Remitly is expanding beyond remittances. Earlier this year the company rolled out a new banking service for immigrants called Passbook.
“The funding helps us continue to grow the remittance business, but it also helps us invest in new products and services,” Oppenheimer said, adding that there is opportunity to “solve a lot of customer pain points.”
TransferWise announced last month that it plans to offer investment products. It’s not clear if Remitly plans to do something similar, or even become its own bank.
Remitly is one of many fintech startups aiming to disrupt decades-old financial processes.

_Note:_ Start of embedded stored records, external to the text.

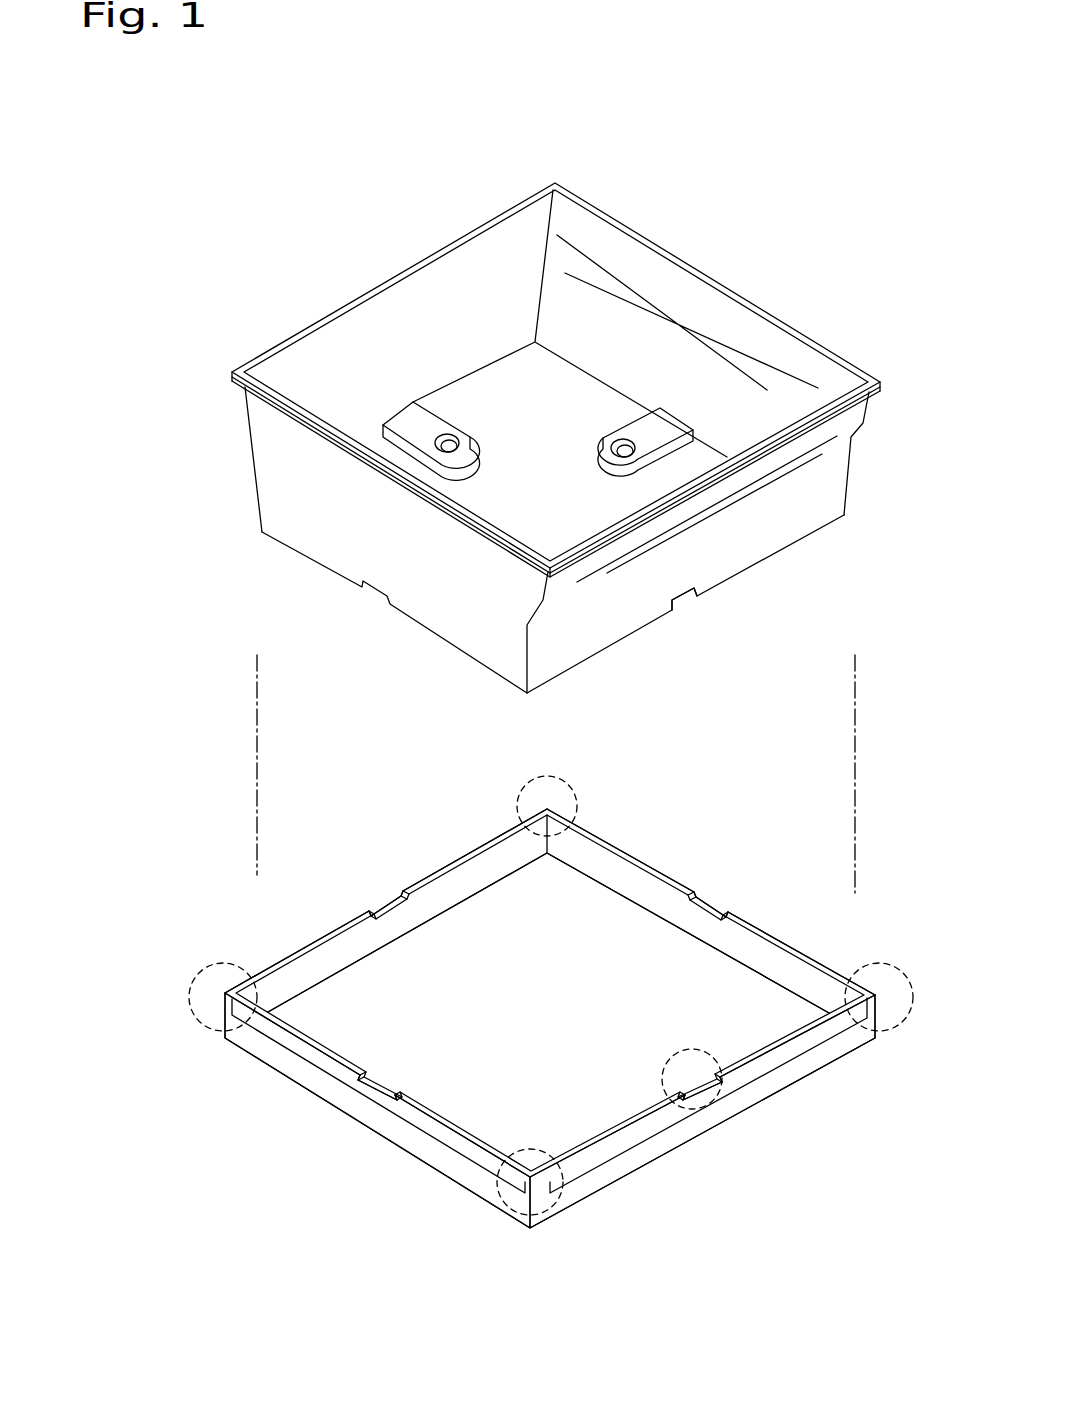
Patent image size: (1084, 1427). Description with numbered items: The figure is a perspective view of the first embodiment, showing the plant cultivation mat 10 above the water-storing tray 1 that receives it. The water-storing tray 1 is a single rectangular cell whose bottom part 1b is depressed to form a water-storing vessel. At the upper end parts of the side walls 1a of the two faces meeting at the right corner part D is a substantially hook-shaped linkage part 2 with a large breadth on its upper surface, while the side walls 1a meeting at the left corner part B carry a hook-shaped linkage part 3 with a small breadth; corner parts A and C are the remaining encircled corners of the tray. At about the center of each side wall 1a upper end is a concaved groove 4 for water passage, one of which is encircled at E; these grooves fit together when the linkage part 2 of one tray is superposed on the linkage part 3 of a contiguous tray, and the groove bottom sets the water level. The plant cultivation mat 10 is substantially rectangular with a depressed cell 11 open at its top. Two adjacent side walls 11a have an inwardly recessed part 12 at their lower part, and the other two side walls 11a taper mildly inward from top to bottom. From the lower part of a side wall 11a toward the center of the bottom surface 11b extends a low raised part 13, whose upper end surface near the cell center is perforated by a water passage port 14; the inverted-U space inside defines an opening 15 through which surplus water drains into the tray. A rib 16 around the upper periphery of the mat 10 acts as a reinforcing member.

The water-storing tray 1 is at (615, 833).
The side wall 1a is at (792, 970).
The bottom part 1b is at (400, 967).
The linkage part 2 is at (682, 877).
The linkage part 3 is at (460, 857).
The concaved groove 4 is at (708, 902).
The plant cultivation mat 10 is at (582, 188).
The cell 11 is at (503, 333).
The side wall 11a is at (388, 333).
The bottom surface 11b is at (537, 523).
The inwardly recessed part 12 is at (793, 510).
The low raised part 13 is at (427, 423).
The water passage port 14 is at (626, 445).
The opening 15 is at (688, 598).
The rib 16 is at (652, 237).
The corner part A is at (517, 1212).
The corner part B is at (218, 970).
The corner part C is at (522, 797).
The corner part D is at (912, 1000).
The concaved groove portion E is at (663, 1062).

TechCrunch reported that total funding to fintech startups dropped in 2019 from $40.8 billion to $34 billion as VC firms look to back later-stage companies.
Remitly, ranked No. 3 on the GeekWire 200 list of top Pacific Northwest tech startups, has more than 1,000 employees across its Seattle HQ and six other offices in Spokane, Wash., London, Cork, Krakow, Manila, and Managua. It has avoided layoffs amid the pandemic and is hiring.
Oppenheimer helped come up with the idea for Remitly while working for Barclays Bank in Kenya. He founded the company in 2011 with Josh Hug and Shivaas Gulati; the original name for the startup was Beamit Mobile.
Prosus’ PayU led the Series F funding round; PayU also led a $115 million investment in 2017. Existing backers DN Capital, Generation Investment Management, Owl Rock Capital, Princeville, Stripes, Threshold Ventures, and Top Tier also invested.
Total funding to date, which includes a $220 million cash infusion from July 2019, is nearly $400 million.
Despite the pandemic, venture capitalists are pouring money into Pacific Northwest tech companies at unprecedented levels, significantly outpacing the number of deals and dollars invested in the first half of 2018 and 2019, according to a recent GeekWire analysis.
A recent survey of 37 chief financial officers from Seattle-based companies indicates that the city’s tech industry remains strong amid the COVID-19 crisis.